A Life in Three Acts

This utterly charming show details the life and history of British drag icon Bette Bourne.

Bette Bourne in A Life in Three Acts
(© Johan Persson)
Bette Bourne in A Life in Three Acts
(© Johan Persson)

At 70 years old, Bette Bourne is filled with a vitality that positively radiates from the stage in the autobiographical two-hander, A Life in Three Acts, now at St. Ann’s Warehouse. Written and performed with playwright Mark Ravenhill, this utterly charming show details the British drag icon’s life and work, and serves as an informative and entertaining history of some of the changes and developments that have affected gay culture in the last 50 or so years.

The text of the piece is reconstructed from edited transcripts of interviews that Ravenhill conducted with Bourne in the latter’s London flat. The two even have their scripts with them, which they consult from time to time. However, the performance is not a literal recreation of an interview, as the pair also engage in a bit of nonscripted banter with the audience; Bourne occasionally steps forward to perform a song (and at one point, a tap dance); and Ravenhill is almost constantly making eye contact with audience members, gauging their reaction while sporting a rather bemused look on his own face.

The first act focuses on Bourne’s early years, including his troubled relationship with his father; sexual experiences as a teenager and young adult; training and acting alongside such theater luminaries as Cicely Berry and Ian McKellen; activism with the Gay Liberation Front; discovering drag for the first time; and living in a commune.

The bulk of the second act is devoted to his work with the groundbreaking gender-bending performance troupe Bloolips. Bourne discusses the origins of the group, and relays numerous amusing anecdotes about performing in their shows, which include the wonderfully titled Lust in Space and Get Hur, the latter of which Bourne describes as a “Roman epic.”

While Bourne always has an awareness of the audience, his performance within A Life in Three Acts includes several moments when he gets seemingly caught up in the memories he describes, and the emotions they invoke. This is particularly apparent as he reminisces about friends whom he lost to AIDS, as well as the deaths of his father and mother.

Numerous photographs are projected on a screen throughout the performance, providing an added dimension to some of Bourne’s tales. Pictures of him as a young man may surprise some theatergoers, as he appears virile and masculine in many of them — particularly in a nude pinup shot that greets the audience at the top of the second act.

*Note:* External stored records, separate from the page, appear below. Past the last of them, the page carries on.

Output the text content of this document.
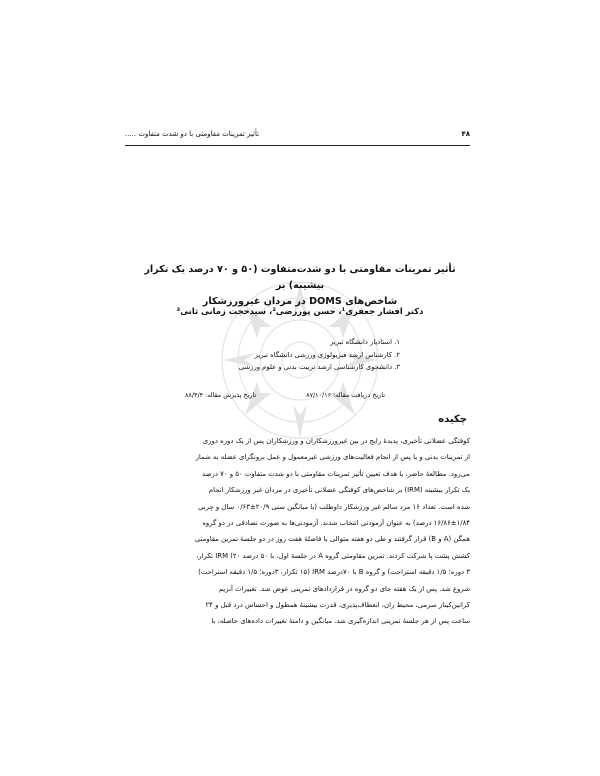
۴۸
تأثیر تمرینات مقاومتی با دو شدت متفاوت .....
تأثیر تمرینات مقاومتی با دو شدت‌متفاوت (۵۰ و ۷۰ درصد یک تکرار بیشینه) بر
شاخص‌های DOMS در مردان غیرورزشکار
دکتر افشار جعفری¹، حسن پوررضی²، سیدحجت زمانی ثانی³
۱. استادیار دانشگاه تبریز
۲. کارشناس ارشد فیزیولوژی ورزشی دانشگاه تبریز
۳. دانشجوی کارشناسی ارشد تربیت بدنی و علوم ورزشی
تاریخ دریافت مقاله: ۸۷/۱۰/۱۶
تاریخ پذیرش مقاله: ۸۸/۴/۴
چکیده
کوفتگی عضلانی تأخیری، پدیدهٔ رایج در بین غیرورزشکاران و ورزشکاران پس از یک دوره دوری
از تمرینات بدنی و یا پس از انجام فعالیت‌های ورزشی غیرمعمول و عمل برونگرای عضله به شمار
می‌رود. مطالعهٔ حاضر، با هدف تعیین تأثیر تمرینات مقاومتی با دو شدت متفاوت ۵۰ و ۷۰ درصد
یک تکرار بیشینه (IRM) بر شاخص‌های کوفتگی عضلانی تأخیری در مردان غیر ورزشکار انجام
شده است. تعداد ۱۶ مرد سالم غیر ورزشکار داوطلب (با میانگین سنی ۲۰/۹±۰/۶۳ سال و چربی
۱۶/۸۶±۱/۸۴ درصد) به عنوان آزمودنی انتخاب شدند. آزمودنی‌ها به صورت تصادفی در دو گروه
همگن (A و B) قرار گرفتند و طی دو هفته متوالی با فاصلهٔ هفت روز در دو جلسهٔ تمرین مقاومتی
کشش پشت پا شرکت کردند. تمرین مقاومتی گروه A در جلسهٔ اول، با ۵۰ درصد IRM (۲۰ تکرار،
۳ دوره؛ ۱/۵ دقیقه استراحت) و گروه B با ۷۰درصد IRM (۱۵ تکرار، ۳دوره؛ ۱/۵ دقیقه استراحت)
شروع شد. پس از یک هفته جای دو گروه در قراردادهای تمرینی عوض شد. تغییرات آنزیم
کراتین‌کیناز سرمی، محیط ران، انعطاف‌پذیری، قدرت بیشینهٔ همطول و احساس درد قبل و ۲۴
ساعت پس از هر جلسهٔ تمرینی اندازه‌گیری شد. میانگین و دامنهٔ تغییرات داده‌های حاصله، با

However, as Bourne talks about his life, such images seem much less contradictory, as his view of femininity was never about appearing small or demure. Drag, for him, is not about becoming a woman (although he has played female roles on stage). When he first describes putting on a dress and make-up, he says that it made him feel both dangerous and vulnerable. He is keenly aware of the hostility that often greets his appearance, even now in a supposedly more accepting time than the one in which he came of age. And yet, he somehow seems capable of transforming these reactions into a source of strength that allows him to continue to unabashedly proclaim his identity to the world.